Sunday, December 16, 2007

A Minor Rant -- and some observations!

I have unashamedly stolen the rant part of the title from someone else, she will recognize herself.

I went to church this morning, the first time since Mother's funeral. I actually dreaded going but the longer I put it off the worse it would get. Everyone is so very solicitous which is nice, but I really am getting a little tired of being asked "Are you all right?" Because on one level, of course, I'm not all right, I just buried my much loved Mother. But in reality, I am all right and ready to get on with my life. I just had a call from my cousin asking the same question. I must have sounded a little sharp when I replied, "of course" because she said she was just checking and I had to apologize.

This was not some sudden, unexpected, tragic death. This was the quiet ending to a long life, well lived. And whatever theology you subscribe to about life after death, she is at peace. She leaves a legacy of descendants who treasure her memory and live by the values instilled in them from early childhood. She had friends of all ages who visited her and supported me during the past few years, and she went out with dignity and a good laugh at the end.

In 1942, when I was Daddy got a job at the Jacksonville Arsenal and we moved from Warren, Arkansas, to North Little Rock. We lived in a succession of housing, always moving when Mother could find something better, and we ended up in a small house in a new neighborhood built right next to the Missouri Pacific Railroad tracks. My brother (I had only one in those days) and I would stand in our back yard and wave to the troops trains as they went by, earning the occasional candy bar as a reward. We never noticed the noise of the trains, and were happy to have a nice house and the only father in the neighborhood who was not in the military.

After the war we moved several times, and eventually all went our separate ways.

About 15 years ago, after I returned to Arkansas, Mother, Daddy, and I decided to combine households and I bought a large house on a hill in North Little Rock, overlooking what is now the Union Pacific Railroad tracks, the same tracks we lived by 50 years earlier. Once again we did not notice the trains except for the occasional engineer who played on the horn at the two crossings on either side of our neighborhood.

Mother and Daddy are buried in Edgewood Cemetery in North Little Rock, beside those same tracks.

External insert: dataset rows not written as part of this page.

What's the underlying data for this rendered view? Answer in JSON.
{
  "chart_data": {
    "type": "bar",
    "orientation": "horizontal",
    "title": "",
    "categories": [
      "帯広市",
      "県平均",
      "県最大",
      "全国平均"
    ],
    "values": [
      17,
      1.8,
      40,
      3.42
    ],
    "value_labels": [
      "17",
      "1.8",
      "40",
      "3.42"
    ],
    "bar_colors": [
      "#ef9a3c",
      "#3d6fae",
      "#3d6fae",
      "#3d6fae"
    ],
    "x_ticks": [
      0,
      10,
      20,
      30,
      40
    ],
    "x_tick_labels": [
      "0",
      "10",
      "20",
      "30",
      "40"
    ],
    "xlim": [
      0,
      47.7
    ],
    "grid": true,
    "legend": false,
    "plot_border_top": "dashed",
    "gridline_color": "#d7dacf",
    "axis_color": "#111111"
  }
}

On Tuesday, in the middle of the committal service, a train went by with great noise and blowing of the horn. It was all we could do not to burst into laughter. It was like a final salute.

What more could anyone ask, to go out quietly, knowing you were loved, with a loud train horn announcing your departure.

Saturday, December 15, 2007

Endings and Beginnings

I buried my mother last Friday. She was almost 94, in very frail health, and when she fell and broke her hip, she never got up from the surgery.

After many years of working all over the world, I returned to Arkansas 20 years ago to be near my parents. We had 15 years of life together, living mostly in a large house with separate quarters until Daddy died in 2002. Mother and I moved to smaller quarters and shortly after that she was diagnosed with chronic renal failure. We thought this diagnosis was a death sentence but with careful attention to her diet and excellent medical care she had several more years with a good quality of life until the fall.

So this December is an ending to one phase of my life.

I am a believer of that cliche "when one door closes, another opens." For me the opening door and beginning is an opportunity to do something new and different, something that may make a difference in a small way in the work my church does. I have volunteered to manage our church bookstore and try to get it back on its feet and to return it to its original purpose of providing a source of religious and spiritual books not available in the big box bookstores.

Another arrow in my new quiver is the opportunity to work with my niece (I am Tamsaunt), in her publishing business. We have signed a contract for me to edit some of her forthcoming books and I am excited about working with her. She and I are "soul mates" in many ways, our love of books, of anything English, and our animals; she is the daughter of my heart.

I don't know where this blog will go, we'll just have to wait and see.